Chinese transcription(s)
- • Simplified: 台怀
- • Traditional: 臺懷
- • Pinyin: Taíhuaí
- A view over the Taihuai Town from Mount Wutai.
- Taihuai Location in Shanxi
- Coordinates: 39°00′32″N 113°35′27″E﻿ / ﻿39.00889°N 113.59083°E
- Country: China
- Province: Shanxi
- County: Wutai County

Area
- • Total: 189 km^{2} (73 sq mi)

Population (2000)
- • Total: 10,525
- • Density: 55.7/km^{2} (144/sq mi)
- Time zone: UTC+8 (China Standard)
- Postal code: 035515
- Area code: 0350

= Taihuai =

Taihuai (台怀 (臺懷, Taíhuaí)) is a town in Wutai County, Xinzhou, Shanxi, China.
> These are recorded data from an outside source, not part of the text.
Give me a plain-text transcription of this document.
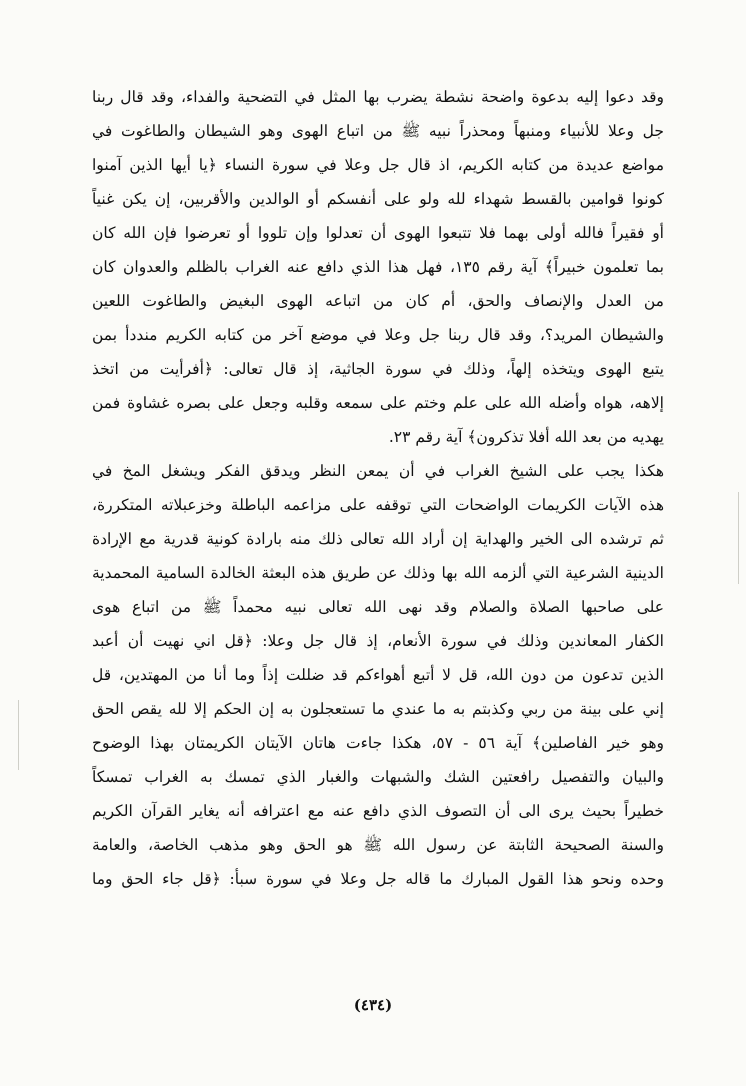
وقد دعوا إليه بدعوة واضحة نشطة يضرب بها المثل في التضحية والفداء، وقد قال ربنا
جل وعلا للأنبياء ومنبهاً ومحذراً نبيه ﷺ من اتباع الهوى وهو الشيطان والطاغوت في
مواضع عديدة من كتابه الكريم، اذ قال جل وعلا في سورة النساء ﴿يا أيها الذين آمنوا
كونوا قوامين بالقسط شهداء لله ولو على أنفسكم أو الوالدين والأقربين، إن يكن غنياً
أو فقيراً فالله أولى بهما فلا تتبعوا الهوى أن تعدلوا وإن تلووا أو تعرضوا فإن الله كان
بما تعلمون خبيراً﴾ آية رقم ١٣٥، فهل هذا الذي دافع عنه الغراب بالظلم والعدوان كان
من العدل والإنصاف والحق، أم كان من اتباعه الهوى البغيض والطاغوت اللعين
والشيطان المريد؟، وقد قال ربنا جل وعلا في موضع آخر من كتابه الكريم منددأ بمن
يتبع الهوى ويتخذه إلهاً، وذلك في سورة الجاثية، إذ قال تعالى: ﴿أفرأيت من اتخذ
إلاهه، هواه وأضله الله على علم وختم على سمعه وقلبه وجعل على بصره غشاوة فمن
يهديه من بعد الله أفلا تذكرون﴾ آية رقم ٢٣.
هكذا يجب على الشيخ الغراب في أن يمعن النظر ويدقق الفكر ويشغل المخ في
هذه الآيات الكريمات الواضحات التي توقفه على مزاعمه الباطلة وخزعبلاته المتكررة،
ثم ترشده الى الخير والهداية إن أراد الله تعالى ذلك منه بارادة كونية قدرية مع الإرادة
الدينية الشرعية التي ألزمه الله بها وذلك عن طريق هذه البعثة الخالدة السامية المحمدية
على صاحبها الصلاة والصلام وقد نهى الله تعالى نبيه محمداً ﷺ من اتباع هوى
الكفار المعاندين وذلك في سورة الأنعام، إذ قال جل وعلا: ﴿قل اني نهيت أن أعبد
الذين تدعون من دون الله، قل لا أتبع أهواءكم قد ضللت إذاً وما أنا من المهتدين، قل
إني على بينة من ربي وكذبتم به ما عندي ما تستعجلون به إن الحكم إلا لله يقص الحق
وهو خير الفاصلين﴾ آية ٥٦ - ٥٧، هكذا جاءت هاتان الآيتان الكريمتان بهذا الوضوح
والبيان والتفصيل رافعتين الشك والشبهات والغبار الذي تمسك به الغراب تمسكاً
خطيراً بحيث يرى الى أن التصوف الذي دافع عنه مع اعترافه أنه يغاير القرآن الكريم
والسنة الصحيحة الثابتة عن رسول الله ﷺ هو الحق وهو مذهب الخاصة، والعامة
وحده ونحو هذا القول المبارك ما قاله جل وعلا في سورة سبأ: ﴿قل جاء الحق وما
(٤٣٤)
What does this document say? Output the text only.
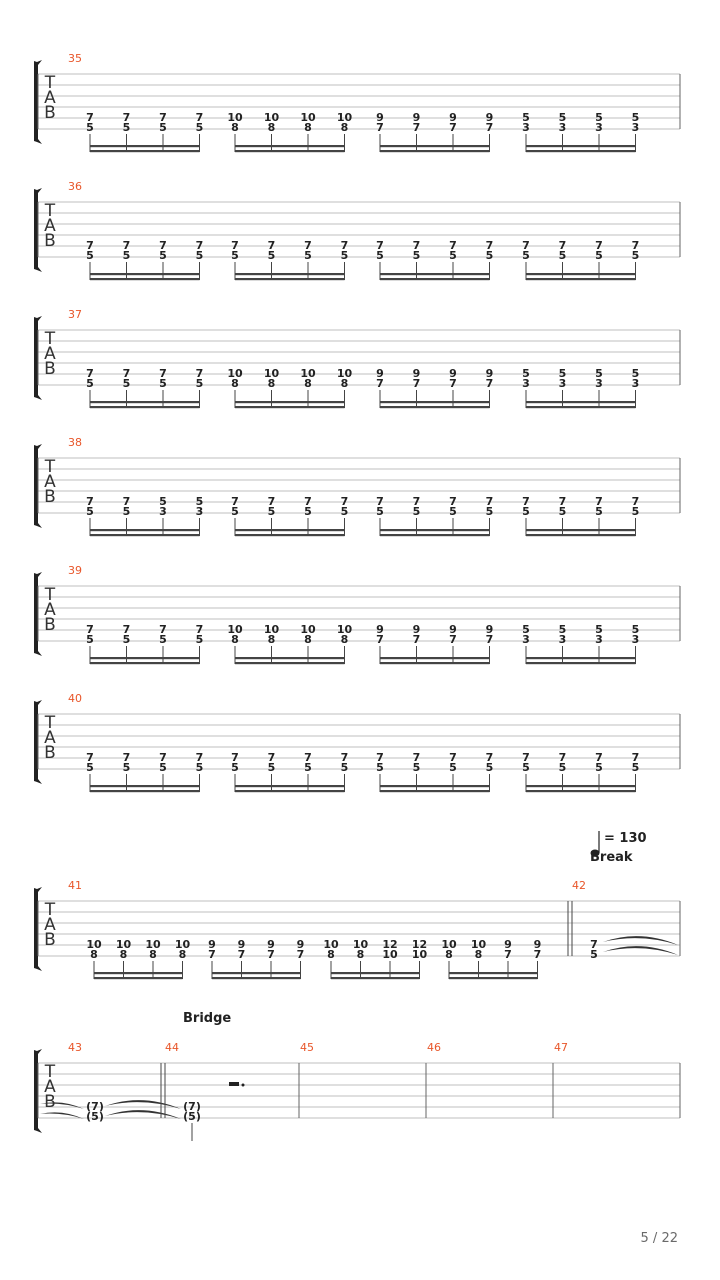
T
A
B
35
7
5
7
5
7
5
7
5
10
8
10
8
10
8
10
8
9
7
9
7
9
7
9
7
5
3
5
3
5
3
5
3
T
A
B
36
7
5
7
5
7
5
7
5
7
5
7
5
7
5
7
5
7
5
7
5
7
5
7
5
7
5
7
5
7
5
7
5
T
A
B
37
7
5
7
5
7
5
7
5
10
8
10
8
10
8
10
8
9
7
9
7
9
7
9
7
5
3
5
3
5
3
5
3
T
A
B
38
7
5
7
5
5
3
5
3
7
5
7
5
7
5
7
5
7
5
7
5
7
5
7
5
7
5
7
5
7
5
7
5
T
A
B
39
7
5
7
5
7
5
7
5
10
8
10
8
10
8
10
8
9
7
9
7
9
7
9
7
5
3
5
3
5
3
5
3
T
A
B
40
7
5
7
5
7
5
7
5
7
5
7
5
7
5
7
5
7
5
7
5
7
5
7
5
7
5
7
5
7
5
7
5
T
A
B
41	42
10
8
10
8
10
8
10
8
9
7
9
7
9
7
9
7
10
8
10
8
12
10
12
10
10
8
10
8
9
7
9
7
7
5
= 130
Break
T
A
B
43	44	45	46	47
Bridge
(7)
(5)
(7)
(5)
5 / 22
As of the 2000 census it had a population of 10,525 and an area of 189 km2. The Han, Manchu, Mongolian and Tibetan live here. Taihuai located in the northeastern Wutai County. It borders the Yedou Peak (叶斗峰) in the north, Guayue Peak (挂月峰) and Fanshi County in the west, Mount Taihang and Shizui Township in the east, and Jingangku Township and Lingjing Township in the south.

==History==
In the Xu Xiake's Travels, Xu Xiake (1587-1641) described the town as "Under the north Mount Wutai, Taiwan (Taihuai) is located in the west of eastern Mount Wutai, in the north of southern Mount Wutai.".
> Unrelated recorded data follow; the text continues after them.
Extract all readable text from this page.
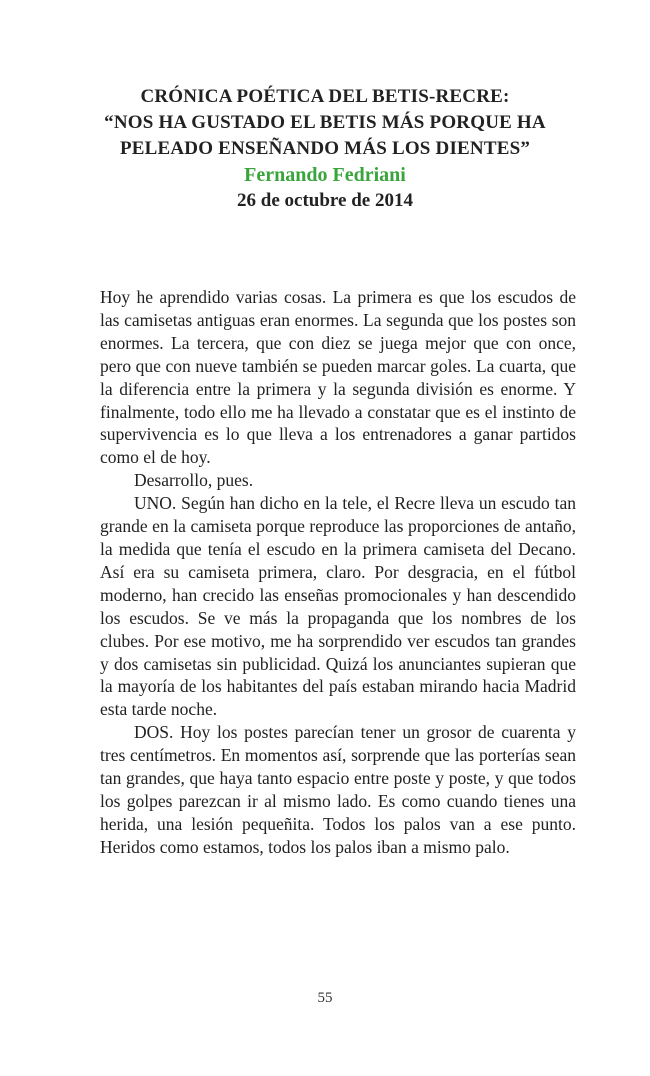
CRÓNICA POÉTICA DEL BETIS-RECRE:
“NOS HA GUSTADO EL BETIS MÁS PORQUE HA
PELEADO ENSEÑANDO MÁS LOS DIENTES”
Fernando Fedriani
26 de octubre de 2014

Hoy he aprendido varias cosas. La primera es que los escudos de las camisetas antiguas eran enormes. La segunda que los postes son enormes. La tercera, que con diez se juega mejor que con once, pero que con nueve también se pueden marcar goles. La cuarta, que la diferencia entre la primera y la segunda división es enorme. Y finalmente, todo ello me ha llevado a constatar que es el instinto de supervivencia es lo que lleva a los entrenadores a ganar partidos como el de hoy.

Desarrollo, pues.

UNO. Según han dicho en la tele, el Recre lleva un escudo tan grande en la camiseta porque reproduce las proporciones de antaño, la medida que tenía el escudo en la primera camiseta del Decano. Así era su camiseta primera, claro. Por desgracia, en el fútbol moderno, han crecido las enseñas promocionales y han descendido los escudos. Se ve más la propaganda que los nombres de los clubes. Por ese motivo, me ha sorprendido ver escudos tan grandes y dos camisetas sin publicidad. Quizá los anunciantes supieran que la mayoría de los habitantes del país estaban mirando hacia Madrid esta tarde noche.

DOS. Hoy los postes parecían tener un grosor de cuarenta y tres centímetros. En momentos así, sorprende que las porterías sean tan grandes, que haya tanto espacio entre poste y poste, y que todos los golpes parezcan ir al mismo lado. Es como cuando tienes una herida, una lesión pequeñita. Todos los palos van a ese punto. Heridos como estamos, todos los palos iban a mismo palo.

55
==Administrative division==
As of 2016, it include 22 villages: Dongtaigou Village (东台沟村), Guangmingsi Village (光明寺村), Dongzhuang Village (东庄村), Yangpodao Village (杨坡道村), Yanglin Village (杨林村), Taihuai Village (台怀村), Xinfang Village (新坊村), Yangboyu Village (杨柏峪村), Chegou Village (车沟村), Zhulinsi Village (竹林寺村), Qingliangshe Village (清凉社村), Loushang Village (楼上村), Miaogou Village (庙沟村), Rizhaosi Village (日照寺村), Da'nanzhuang Village (大南庄村), Kuantan Village (宽滩村), Huangtuzui Village (黄土咀村), Baitou'an Village (白头庵村), Huyingou Village (护银沟村), Nanta Village(南塔村), Shifo Village (石佛村), and Luobaogou Village (落宝沟村).

==Geography==
The Lingjiu Peak (灵鹫峰), with a height of 168 m above sea level, located in the town. Mount Dailuoding (黛螺顶), also known as "Green Mount Peak" (青峰顶), located in the east of the town. Mount Fanxian (梵仙山), located in the south of the town.
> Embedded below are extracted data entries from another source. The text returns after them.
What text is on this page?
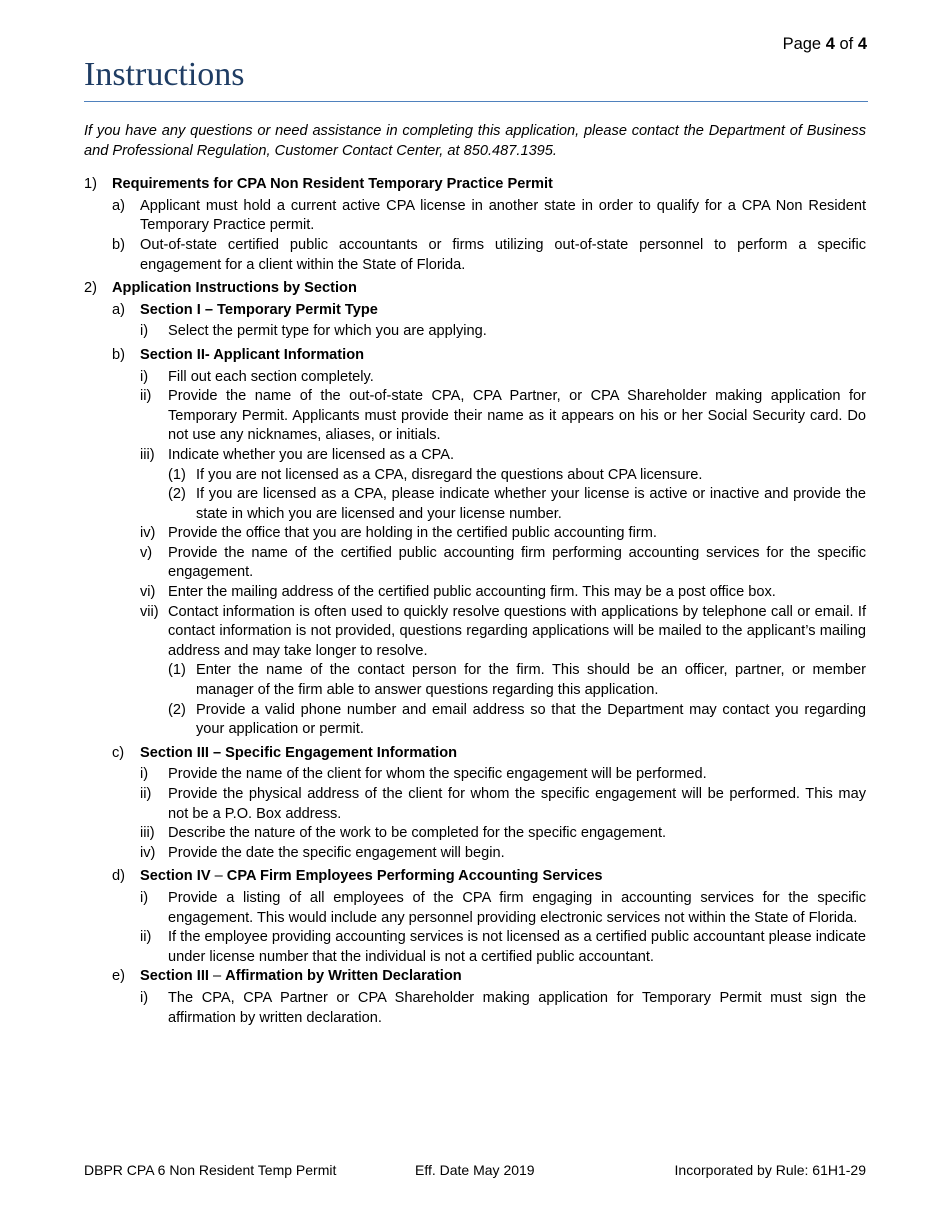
Page 4 of 4
Instructions

If you have any questions or need assistance in completing this application, please contact the Department of Business and Professional Regulation, Customer Contact Center, at 850.487.1395.

1)	Requirements for CPA Non Resident Temporary Practice Permit
a)	Applicant must hold a current active CPA license in another state in order to qualify for a CPA Non Resident Temporary Practice permit.
b)	Out-of-state certified public accountants or firms utilizing out-of-state personnel to perform a specific engagement for a client within the State of Florida.
2)	Application Instructions by Section
a)	Section I – Temporary Permit Type
i)	Select the permit type for which you are applying.
b)	Section II- Applicant Information
i)	Fill out each section completely.
ii)	Provide the name of the out-of-state CPA, CPA Partner, or CPA Shareholder making application for Temporary Permit. Applicants must provide their name as it appears on his or her Social Security card. Do not use any nicknames, aliases, or initials.
iii) Indicate whether you are licensed as a CPA.
(1) If you are not licensed as a CPA, disregard the questions about CPA licensure.
(2) If you are licensed as a CPA, please indicate whether your license is active or inactive and provide the state in which you are licensed and your license number.
iv) Provide the office that you are holding in the certified public accounting firm.
v)	Provide the name of the certified public accounting firm performing accounting services for the specific engagement.
vi) Enter the mailing address of the certified public accounting firm. This may be a post office box.
vii) Contact information is often used to quickly resolve questions with applications by telephone call or email. If contact information is not provided, questions regarding applications will be mailed to the applicant’s mailing address and may take longer to resolve.
(1) Enter the name of the contact person for the firm. This should be an officer, partner, or member manager of the firm able to answer questions regarding this application.
(2) Provide a valid phone number and email address so that the Department may contact you regarding your application or permit.
c)	Section III – Specific Engagement Information
i)	Provide the name of the client for whom the specific engagement will be performed.
ii)	Provide the physical address of the client for whom the specific engagement will be performed. This may not be a P.O. Box address.
iii) Describe the nature of the work to be completed for the specific engagement.
iv) Provide the date the specific engagement will begin.
d)	Section IV – CPA Firm Employees Performing Accounting Services
i)	Provide a listing of all employees of the CPA firm engaging in accounting services for the specific engagement. This would include any personnel providing electronic services not within the State of Florida.
ii)	If the employee providing accounting services is not licensed as a certified public accountant please indicate under license number that the individual is not a certified public accountant.
e)	Section III – Affirmation by Written Declaration
i)	The CPA, CPA Partner or CPA Shareholder making application for Temporary Permit must sign the affirmation by written declaration.
DBPR CPA 6 Non Resident Temp Permit	Eff. Date May 2019	Incorporated by Rule: 61H1-29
There are more than 595 plant species cultivated in the town. There are some 142 species of bird and 208 species of mammals to be seen in the town.

===Climate===
Taihuai is in the temperate continental climate zone, with an average annual temperature of 4.5 C, total annual rainfall of 700 to 800 mm, a frost-free period of 90 to 110 days. The highest temperature is 27 C, and the lowest temperature is -44.5 C.

==Attractions==
There are more than thirty Buddhist temples in the town, including Jinge Temple, Mimi Temple, Xiantong Temple, Tayuan Temple, Wanfo Pavilion, Luohou Temple, Yuanzhao Temple, Guangzong Temple, Pusading, Cifu Temple, Shuxiang Temple, Longquan Temple, Zhenhai Temple, Nanshan Temple, Bishan Temple, Lingfeng Temple, Shouning Temple, Guangren Temple, Puhua Temple, Santa Temple, Qifu Temple, Guanghua Temple, Fanxian Temple, Jifu Temple, Pushou Temple, Jixiang Temple, Wuye Temple, and Mingyue Chi.